We’ve seen firsthand what behavioral science can do for global health. We know that innovations in medical technologies and practices are only effective if they are adopted widely. Medications for chronic illnesses only work when people adhere to regimens. Taking preventative measures to safeguard health – like using insecticide treated bed nets or condoms – seems like a no-brainer, yet not everyone takes these measures. We tackle these challenges head on. For example, we’ve taken a different approach to reducing unmet need for family planning by examining provider behavior and intrinsic motivation. And in South Africa we used gamification to address misperceptions of HIV risks. In Breakthrough ACTION and Breakthrough RESEARCH, we will take insights from our previous work to develop targeted solutions through a scientific approach to user-centered design and integrate our approach with our new partners’ expertise to surface new solutions for improving health behaviors. The combined expertise of our consortia of partners will bring a robust toolkit for solving complex, multidimensional global health challenges.

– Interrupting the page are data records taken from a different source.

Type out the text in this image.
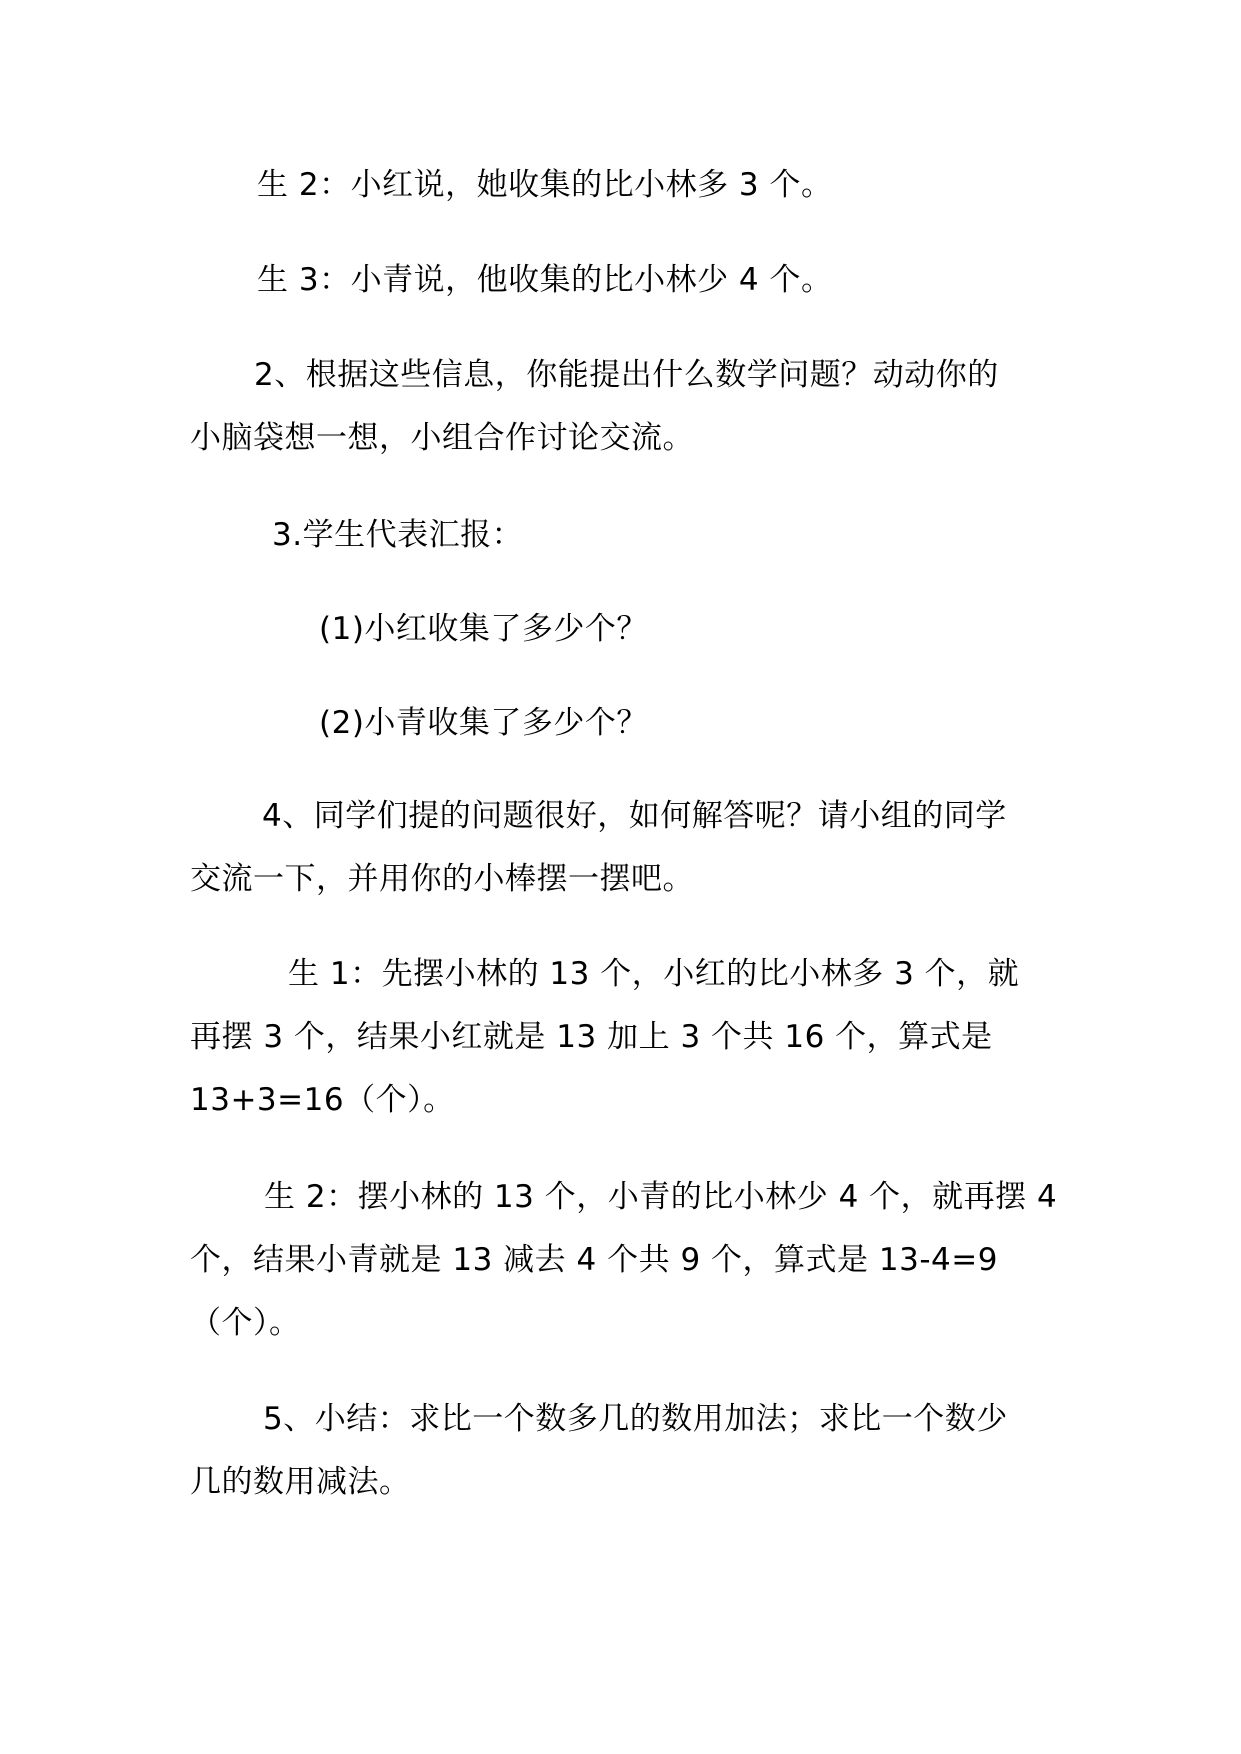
生 2：小红说，她收集的比小林多 3 个。
生 3：小青说，他收集的比小林少 4 个。
2、根据这些信息，你能提出什么数学问题？动动你的
小脑袋想一想，小组合作讨论交流。
3.学生代表汇报：
(1)小红收集了多少个？
(2)小青收集了多少个？
4、同学们提的问题很好，如何解答呢？请小组的同学
交流一下，并用你的小棒摆一摆吧。
生 1：先摆小林的 13 个，小红的比小林多 3 个，就
再摆 3 个，结果小红就是 13 加上 3 个共 16 个，算式是
13+3=16（个）。
生 2：摆小林的 13 个，小青的比小林少 4 个，就再摆 4
个，结果小青就是 13 减去 4 个共 9 个，算式是 13-4=9
（个）。
5、小结：求比一个数多几的数用加法；求比一个数少
几的数用减法。
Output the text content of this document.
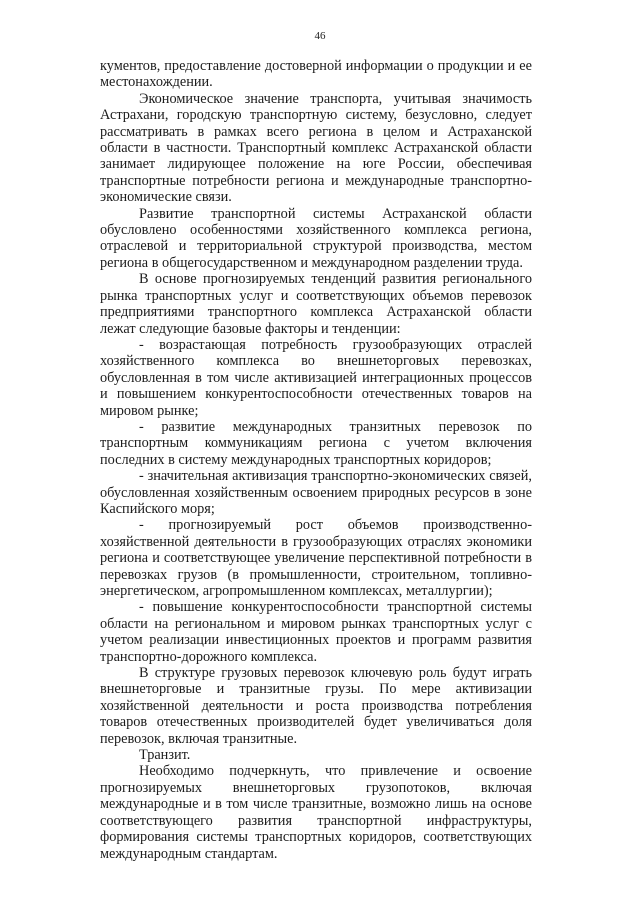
46

кументов, предоставление достоверной информации о продукции и ее местонахождении.

Экономическое значение транспорта, учитывая значимость Астрахани, городскую транспортную систему, безусловно, следует рассматривать в рамках всего региона в целом и Астраханской области в частности. Транспортный комплекс Астраханской области занимает лидирующее положение на юге России, обеспечивая транспортные потребности региона и международные транспортно-экономические связи.

Развитие транспортной системы Астраханской области обусловлено особенностями хозяйственного комплекса региона, отраслевой и территориальной структурой производства, местом региона в общегосударственном и международном разделении труда.

В основе прогнозируемых тенденций развития регионального рынка транспортных услуг и соответствующих объемов перевозок предприятиями транспортного комплекса Астраханской области лежат следующие базовые факторы и тенденции:

- возрастающая потребность грузообразующих отраслей хозяйственного комплекса во внешнеторговых перевозках, обусловленная в том числе активизацией интеграционных процессов и повышением конкурентоспособности отечественных товаров на мировом рынке;

- развитие международных транзитных перевозок по транспортным коммуникациям региона с учетом включения последних в систему международных транспортных коридоров;

- значительная активизация транспортно-экономических связей, обусловленная хозяйственным освоением природных ресурсов в зоне Каспийского моря;

- прогнозируемый рост объемов производственно-хозяйственной деятельности в грузообразующих отраслях экономики региона и соответствующее увеличение перспективной потребности в перевозках грузов (в промышленности, строительном, топливно-энергетическом, агропромышленном комплексах, металлургии);

- повышение конкурентоспособности транспортной системы области на региональном и мировом рынках транспортных услуг с учетом реализации инвестиционных проектов и программ развития транспортно-дорожного комплекса.

В структуре грузовых перевозок ключевую роль будут играть внешнеторговые и транзитные грузы. По мере активизации хозяйственной деятельности и роста производства потребления товаров отечественных производителей будет увеличиваться доля перевозок, включая транзитные.

Транзит.

Необходимо подчеркнуть, что привлечение и освоение прогнозируемых внешнеторговых грузопотоков, включая международные и в том числе транзитные, возможно лишь на основе соответствующего развития транспортной инфраструктуры, формирования системы транспортных коридоров, соответствующих международным стандартам.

There has been great progress in health outcomes over recent years—for example, a decrease in unmet family planning need from 225 million women to 214 million women in 2017 and a 43% reduction in maternal mortality since 1990. But there is still much work to be done to ensure that all people can live the healthier lives they want. The wide-ranging and far-reaching global health disparities that exist signal an urgent need to push past the boundaries of what’s been done. These significant investments in social and behavior change, along with the new partnerships formed, may be the breakthrough that the global health sector needs to push past the impasse and reach those most in need.